Почему-то Мишка никак не мог посмотреть прямо на Нину. Так, отводя глаза и рассматривая то пыльные листья акации, то пустую улицу, Мишка и стоял, только время от времени притрагиваясь к Нининой руке. Оба молчали. Наконец Мишка, хотя об этом уже давно поговорили, решил спросить, когда точно Нина с матерью уезжают, и проверить ее одесский адрес, который он уже помнил наизусть. Он заставил себя посмотреть Нине в лицо и увидел, что она плачет, слезы, блестя в свете висящей над подъездом лампы, ползут вниз по ее щекам светлыми дорожками.
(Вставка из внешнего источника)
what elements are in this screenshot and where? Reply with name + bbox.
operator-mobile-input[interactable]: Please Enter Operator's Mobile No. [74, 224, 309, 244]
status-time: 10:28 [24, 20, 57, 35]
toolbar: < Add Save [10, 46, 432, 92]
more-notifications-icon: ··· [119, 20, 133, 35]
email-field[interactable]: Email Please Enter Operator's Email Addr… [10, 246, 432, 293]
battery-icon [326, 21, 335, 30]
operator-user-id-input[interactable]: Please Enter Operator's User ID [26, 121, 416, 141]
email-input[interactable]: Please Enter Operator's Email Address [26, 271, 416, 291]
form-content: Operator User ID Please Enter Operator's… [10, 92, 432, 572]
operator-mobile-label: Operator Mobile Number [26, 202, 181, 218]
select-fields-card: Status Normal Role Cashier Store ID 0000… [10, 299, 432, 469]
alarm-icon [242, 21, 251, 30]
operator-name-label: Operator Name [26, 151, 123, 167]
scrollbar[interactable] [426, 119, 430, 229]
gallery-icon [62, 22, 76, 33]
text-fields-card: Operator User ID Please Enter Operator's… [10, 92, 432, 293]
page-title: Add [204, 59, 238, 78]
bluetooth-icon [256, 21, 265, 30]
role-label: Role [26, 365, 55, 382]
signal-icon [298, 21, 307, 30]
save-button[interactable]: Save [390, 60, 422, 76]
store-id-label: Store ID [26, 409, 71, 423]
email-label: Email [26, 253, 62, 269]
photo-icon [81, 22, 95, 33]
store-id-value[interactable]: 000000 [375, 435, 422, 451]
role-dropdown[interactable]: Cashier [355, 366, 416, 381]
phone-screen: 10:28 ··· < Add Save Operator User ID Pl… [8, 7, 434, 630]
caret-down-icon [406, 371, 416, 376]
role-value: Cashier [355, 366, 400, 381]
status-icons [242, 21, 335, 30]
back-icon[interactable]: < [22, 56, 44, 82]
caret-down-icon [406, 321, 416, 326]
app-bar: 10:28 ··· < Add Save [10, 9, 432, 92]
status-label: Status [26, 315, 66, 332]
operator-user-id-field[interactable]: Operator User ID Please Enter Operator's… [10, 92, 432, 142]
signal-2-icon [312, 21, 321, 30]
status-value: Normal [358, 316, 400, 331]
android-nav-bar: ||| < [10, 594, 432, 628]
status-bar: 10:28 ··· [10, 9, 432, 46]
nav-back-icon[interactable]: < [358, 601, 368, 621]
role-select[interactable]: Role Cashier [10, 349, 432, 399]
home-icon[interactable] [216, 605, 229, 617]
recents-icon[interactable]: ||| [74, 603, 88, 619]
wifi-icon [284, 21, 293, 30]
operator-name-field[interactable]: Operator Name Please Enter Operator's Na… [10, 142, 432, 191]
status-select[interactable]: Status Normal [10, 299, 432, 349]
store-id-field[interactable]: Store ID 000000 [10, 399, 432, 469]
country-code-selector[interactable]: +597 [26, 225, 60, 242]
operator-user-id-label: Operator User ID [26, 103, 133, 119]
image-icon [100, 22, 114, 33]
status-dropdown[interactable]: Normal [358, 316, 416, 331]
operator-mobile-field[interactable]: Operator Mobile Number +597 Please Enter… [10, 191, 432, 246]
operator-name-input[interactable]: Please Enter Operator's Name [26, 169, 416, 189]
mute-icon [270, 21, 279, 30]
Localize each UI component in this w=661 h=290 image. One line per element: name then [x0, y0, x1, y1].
— Ты чего? — Мишка тыльной стороной ладони попытался вытереть мокрую щеку, но Нина отодвинулась, отдернула голову с видимым раздражением. — Ну, чего? Мать обещала на следующее лето отпустить меня к вам в Одессу одного, в гости, будем на море ходить… Ну, не плачь…
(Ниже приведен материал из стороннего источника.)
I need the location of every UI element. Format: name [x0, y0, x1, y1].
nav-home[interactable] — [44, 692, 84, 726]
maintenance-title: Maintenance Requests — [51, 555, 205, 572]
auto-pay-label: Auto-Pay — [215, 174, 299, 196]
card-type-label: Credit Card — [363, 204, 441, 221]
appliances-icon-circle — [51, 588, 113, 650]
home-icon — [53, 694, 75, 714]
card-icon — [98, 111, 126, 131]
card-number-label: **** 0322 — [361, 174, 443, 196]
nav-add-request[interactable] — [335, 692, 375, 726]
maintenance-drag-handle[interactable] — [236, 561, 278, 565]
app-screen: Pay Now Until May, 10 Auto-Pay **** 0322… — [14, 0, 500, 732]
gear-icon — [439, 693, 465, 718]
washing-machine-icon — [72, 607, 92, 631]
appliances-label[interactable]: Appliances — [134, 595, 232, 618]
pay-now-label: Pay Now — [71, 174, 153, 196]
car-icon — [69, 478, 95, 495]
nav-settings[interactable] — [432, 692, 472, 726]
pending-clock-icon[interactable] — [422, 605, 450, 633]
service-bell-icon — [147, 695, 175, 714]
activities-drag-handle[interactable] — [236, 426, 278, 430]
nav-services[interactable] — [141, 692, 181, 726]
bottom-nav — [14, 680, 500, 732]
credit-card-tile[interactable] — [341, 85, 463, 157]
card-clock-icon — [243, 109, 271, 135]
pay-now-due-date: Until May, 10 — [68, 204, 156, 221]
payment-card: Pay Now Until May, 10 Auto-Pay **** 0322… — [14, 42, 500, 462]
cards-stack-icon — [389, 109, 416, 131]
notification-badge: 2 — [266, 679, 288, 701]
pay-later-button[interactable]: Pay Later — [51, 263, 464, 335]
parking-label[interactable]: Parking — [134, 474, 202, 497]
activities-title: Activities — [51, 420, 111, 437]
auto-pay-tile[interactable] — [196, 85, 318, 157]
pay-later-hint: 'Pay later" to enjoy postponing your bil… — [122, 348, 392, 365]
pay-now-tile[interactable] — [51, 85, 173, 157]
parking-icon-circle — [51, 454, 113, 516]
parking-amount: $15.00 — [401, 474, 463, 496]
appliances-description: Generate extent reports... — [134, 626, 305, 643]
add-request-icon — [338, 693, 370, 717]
— Я не из-за тебя. — Нина ответила неожиданно громко, с всхлипыванием, и ее голос разнесся в вечерней тишине. — Я не из-за тебя плачу, если не захочешь, не приезжай…
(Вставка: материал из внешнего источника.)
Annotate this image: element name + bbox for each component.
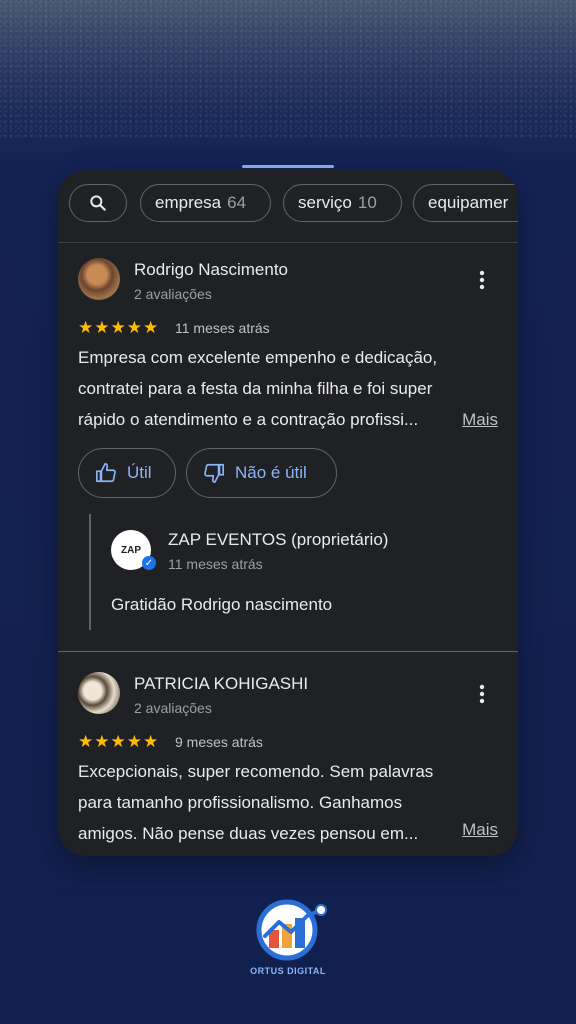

— Я же сказал, что приеду! — Мишка не мог понять, что с Ниной происходит, и сам стал раздражаться. — Я ж сказал…
— Не приезжай! — Нина вырвала руку, утерла слезы и шагнула к подъезду. — Я… я напишу тебе потом… я плачу, потому что… ты не понимаешь… не знаешь!..
Она снова заплакала. Мишка обнял ее и попытался поцеловать, но она вывернулась, мазнув Мишку по губам мокрым подбородком, потянула на себя входную дверь и шагнула в темноту подъезда.
Мишка остался на улице. Он мог бы пойти за ней в подъезд, он слышал, что там не открылась дверь, значит, Нина еще не вошла в квартиру, а стоит в темноте и плачет или успокаивается, чтобы не приходить домой зареванной, но Мишка стоял на том месте, где она его оставила, и не мог двинуться. Он испытывал странное ощущение полной свободы и облегчение — вот и попрощались, вот и можно ехать, вот и все…
Он шел домой быстро и всю дорогу громко, как мог, свистел. В последние дни к нему привязалась песня, где были странные, совершенно непонятные ему слова — только их он и запомнил — «прощай вино в начале мая, а в октябре прощай любовь», и он все время или тихо ныл эту мелодию, либо высвистывал. Надо будет остальные слова разобрать, когда по радио передавать будут, думал Мишка, надо будет разобрать…
Рано утром приехал на дежурном открытом «газике» дядя Сеня. Присели на дорогу кто где — дядя Сеня на кровать, мать на стул посреди комнаты, Мишка на большой чемодан. Солдат-шофер погрузил вещи, мать еле поместилась рядом с ними, а Мишка с удовольствием пристроился на кожухе над задним колесом, отмахнувшись от матери, которая боялась, что он вывалится. Дядя Сеня сел рядом с шофером, и поехали по пустому — было начало шестого — утреннему городку.